Вконец перепуганная, тетя Геля прижимает к себе грустную болоньевую сумочку, с которой она обычно ходит в магазин и, кажется, готова зарыдать. Уму непостижимо, как взрослый человек может оказаться в таком положении. Воспроизводить то, что торчки при этом всем произносят просто невозможно, потому что к словам добавляются премерзкие интонации, а главное, выражения этих отвратительных морд. Поскольку весь двор знает, что тебя Геля замужем не была, то именно этот вопрос и является предметом обсуждения вконец обнаглевших торчков.

Вся моя накопившаяся злость получает совершенно иной вектор, и я произношу хорошо поставленным «дворовым» голосом, «украшая» свою речь всеми причитающимися по случаю словами:
- Ну, вы, дауны, быстро отошли, кому говорю!
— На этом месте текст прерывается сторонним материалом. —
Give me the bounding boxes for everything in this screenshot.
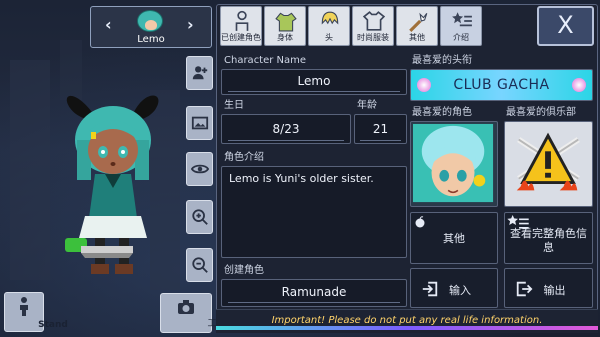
tab-head[interactable]: 头	[308, 6, 350, 46]
other-button[interactable]: 其他	[410, 212, 498, 264]
character-name-value: Lemo	[297, 74, 331, 88]
studio-button[interactable]: 工作室	[160, 293, 235, 333]
tab-label: 其他	[409, 33, 425, 42]
view-full-info-label: 查看完整角色信息	[510, 227, 587, 254]
toggle-view-button[interactable]	[186, 152, 213, 186]
favorite-character-portrait	[412, 123, 494, 203]
warning-skull-icon	[516, 132, 580, 191]
character-name-label: Character Name	[224, 55, 307, 66]
stand-button[interactable]: Stand	[4, 292, 68, 332]
zoom-out-icon	[191, 257, 208, 273]
add-person-icon	[192, 66, 207, 80]
tab-fashion[interactable]: 时尚服装	[352, 6, 394, 46]
background-building	[10, 60, 50, 280]
favorite-character-label: 最喜爱的角色	[412, 107, 472, 118]
creator-value: Ramunade	[281, 285, 347, 299]
zoom-in-icon	[191, 209, 208, 225]
close-button[interactable]: X	[537, 6, 594, 46]
intro-value: Lemo is Yuni's older sister.	[229, 172, 374, 185]
export-label: 输出	[543, 284, 566, 297]
zoom-out-button[interactable]	[186, 248, 213, 282]
tab-label: 时尚服装	[357, 33, 389, 42]
view-full-info-button[interactable]: 查看完整角色信息	[504, 212, 593, 264]
character-avatar	[137, 10, 163, 32]
divider	[228, 302, 400, 303]
background-image-button[interactable]	[186, 106, 213, 140]
tab-created-characters[interactable]: 已创建角色	[220, 6, 262, 46]
age-value: 21	[372, 122, 389, 136]
tab-body[interactable]: 身体	[264, 6, 306, 46]
favorite-club-label: 最喜爱的俱乐部	[506, 107, 576, 118]
character-switcher: ‹ › Lemo	[90, 6, 212, 48]
tshirt-icon	[363, 11, 385, 31]
age-label: 年龄	[357, 100, 377, 111]
tab-other[interactable]: 其他	[396, 6, 438, 46]
standing-person-icon	[20, 297, 28, 316]
panel-glow-border	[216, 326, 598, 330]
person-outline-icon	[235, 10, 249, 31]
character-figure	[65, 95, 159, 274]
next-character-button[interactable]: ›	[187, 15, 194, 34]
zoom-in-button[interactable]	[186, 200, 213, 234]
favorite-title-value: CLUB GACHA	[453, 77, 550, 93]
image-icon	[191, 116, 208, 130]
category-tabs: 已创建角色 身体 头 时尚服装 其他 介绍	[220, 6, 482, 46]
tab-label: 介绍	[453, 33, 469, 42]
camera-icon	[178, 300, 194, 314]
divider	[228, 91, 400, 92]
tab-label: 身体	[277, 33, 293, 42]
other-label: 其他	[443, 232, 465, 245]
intro-label: 角色介绍	[224, 152, 264, 163]
tab-label: 头	[325, 33, 333, 42]
favorite-title-label: 最喜爱的头衔	[412, 55, 472, 66]
import-button[interactable]: 输入	[410, 268, 498, 308]
tab-intro[interactable]: 介绍	[440, 6, 482, 46]
stand-label: Stand	[38, 320, 68, 330]
tab-label: 已创建角色	[221, 33, 261, 42]
prev-character-button[interactable]: ‹	[105, 15, 112, 34]
shirt-body-icon	[275, 12, 297, 32]
sword-cat-icon	[409, 12, 428, 32]
import-label: 输入	[449, 284, 471, 297]
star-list-icon	[452, 12, 472, 27]
apple-icon	[415, 216, 425, 228]
app-screen: ‹ › Lemo Stand 已创建角色 身体 头 时尚服装 其他 介绍 X C…	[0, 0, 600, 337]
export-button[interactable]: 输出	[504, 268, 593, 308]
character-switcher-name: Lemo	[137, 34, 165, 45]
eye-icon	[190, 164, 209, 174]
orb-icon	[572, 78, 586, 92]
favorite-title-badge[interactable]: CLUB GACHA	[410, 69, 593, 101]
divider	[360, 140, 401, 141]
favorite-character-card[interactable]	[410, 121, 498, 207]
divider	[228, 140, 344, 141]
hair-head-icon	[321, 11, 339, 25]
add-person-button[interactable]	[186, 56, 213, 90]
favorite-club-card[interactable]	[504, 121, 593, 207]
birthday-value: 8/23	[272, 122, 300, 136]
creator-label: 创建角色	[224, 265, 264, 276]
birthday-label: 生日	[224, 100, 244, 111]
- А это кто? – поворачивается ко мне один из них.
- Это… - второй легонько дергает первого за рукав, голос его теряет былую наглость, - это соседка Литовца, она… это… Васика знает… Пойдем…
Он для порядка делает какой-то устрашающий жест в сторону тети Гели, и оба медленно уходят шаркающей походкой, недовольно посматривая на меня.
Тетя Геля двигается с места и проследовав мимо, произносит голосом, полным достоинства:
- Как ты можешь так выражаться? Ты же женщина!